From first drawings to the final dummy-copy of the book.

The first drawing, made for another project, later became the template for how I saw the ‘Bad Mother’.

An early layout for the first page, showing my initial ideas for the children’s parents. She wears a fur coat, stylish hat, cultured pearls at ears and throat, and lashings of makeup.

In 2015, a new, stranger idea emerges. Her pinched nose is made up of two, elongated conceal shapes, and her skin is marked with deep wrinkles.

She has a little frilled-cap, and the period has changed from the 1950s to something more distant, though unspecified.

She’s clearly become rather ill-humoured

I make a first maquette…

… and then a second.

With the third I think I’ve nailed her…

… though I change my mind once more and re-design the book for a last time, returning to the idea of setting it in the 1950s. Out goes the Bad Mother’s ‘Pilgrim’ cap, and in comes hair-rollers, pin curls and chipped red nail-varnish!
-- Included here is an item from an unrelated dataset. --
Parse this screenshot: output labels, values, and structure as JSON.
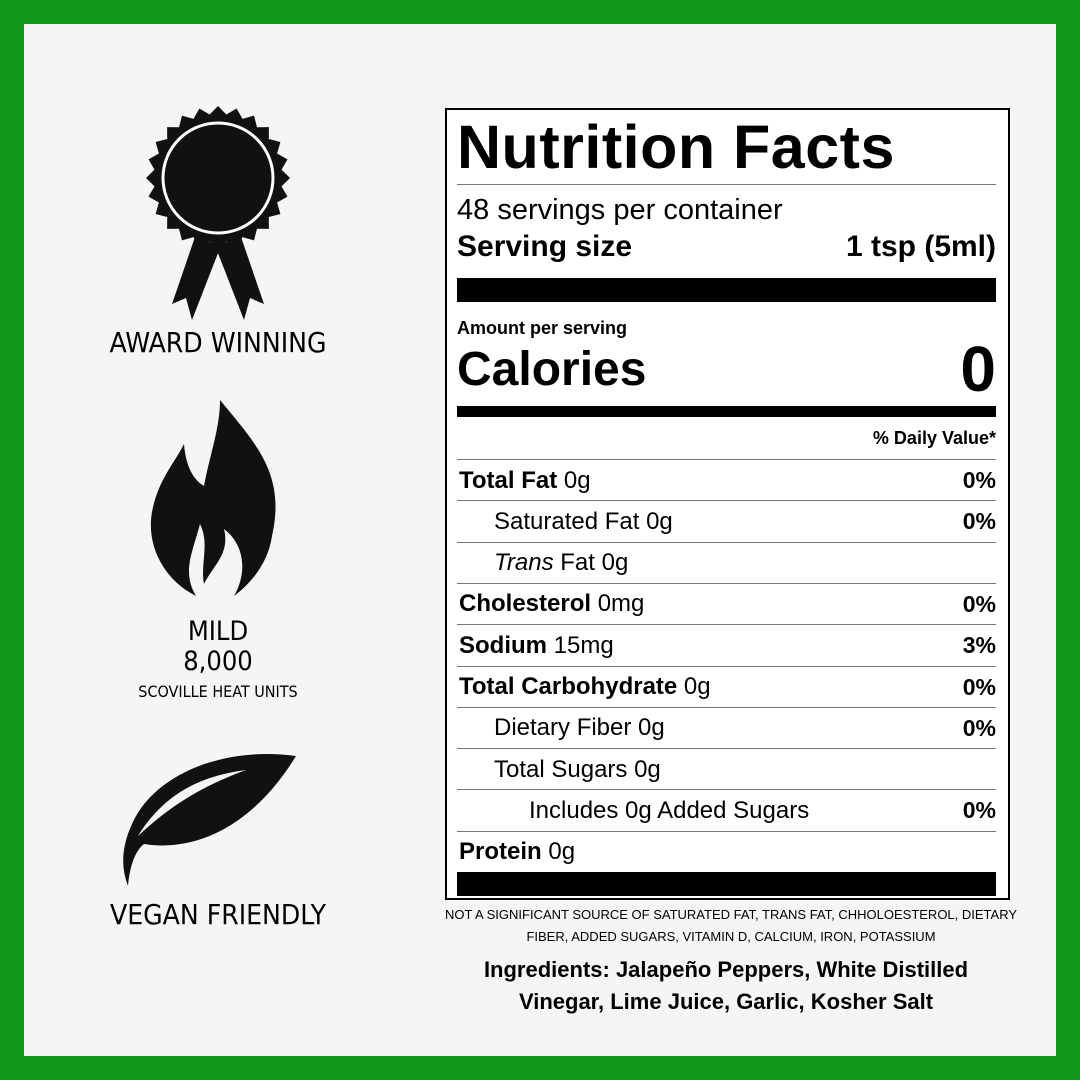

Hansel & Gretel will be coming out in 2016.

4 thoughts on “The Evolution of a ‘Bad Mother’

  1. *shiver*….I know I’ve said it before but I had no idea you knew my mother in law so well! 😦

    I love the drawing and maquettes and am intrigued that you returned to the hair rollers. When I was very small my big sister put the spiky insides of one of those rollers into a little box with a tiny hole cut into it – she told me it was a baby hedgehog and I had to look after it. I really believed her and thrilled to find my fingers brushing against the hedgehog when I put bits of food into the box. Needless to say, a few weeks later the truth came out…along with a pile of rotting food and a very ‘dead’ hedgehog! Somehow your Hansel & Gretel ideas have taken me straight back to childhood…….xx

  2. The “Bad Mother” in those vicious hair curlers could definitely be a character in a particularly twisted version of one of those late 50s/early 60s kitchen sink dramas!! I’m now left thinking that Philip Larkin may have had Hansel’s and Gretel’s parents in mind when he wrote:

    “They fuck you up, your mum and dad.
    They may not mean to, but they do.
    They fill you with the faults they had
    And add some extra, just for you.

    But they were fucked up in their turn
    By fools in old-style hats and coats,
    Who half the time were soppy-stern
    And half at one another’s throats.

    Man hands on misery to man.
    It deepens like a coastal shelf.
    Get out as early as you can,
    And don’t have any kids yourself.”

    • I think that the ‘Bad Mother’ is a step beyond Larkin, and very likely heading well into Medea territory. We must not forget that while she wields no dagger, she does not expect the children to return from the wood. (Dereliction of parental duty, death by exposure being the likely fate for the children.) Who knows what Gretel will turn into, given the example set for her. (Well actually, I do know, but I’m not saying, here!) (-;

      • I love – and fear – the path your imagination is currently leading you down Clive! I don’t think the ‘Medea’ approach to motherhood ever made it into one of those twentieth century ‘how-to’ parenting manuals!!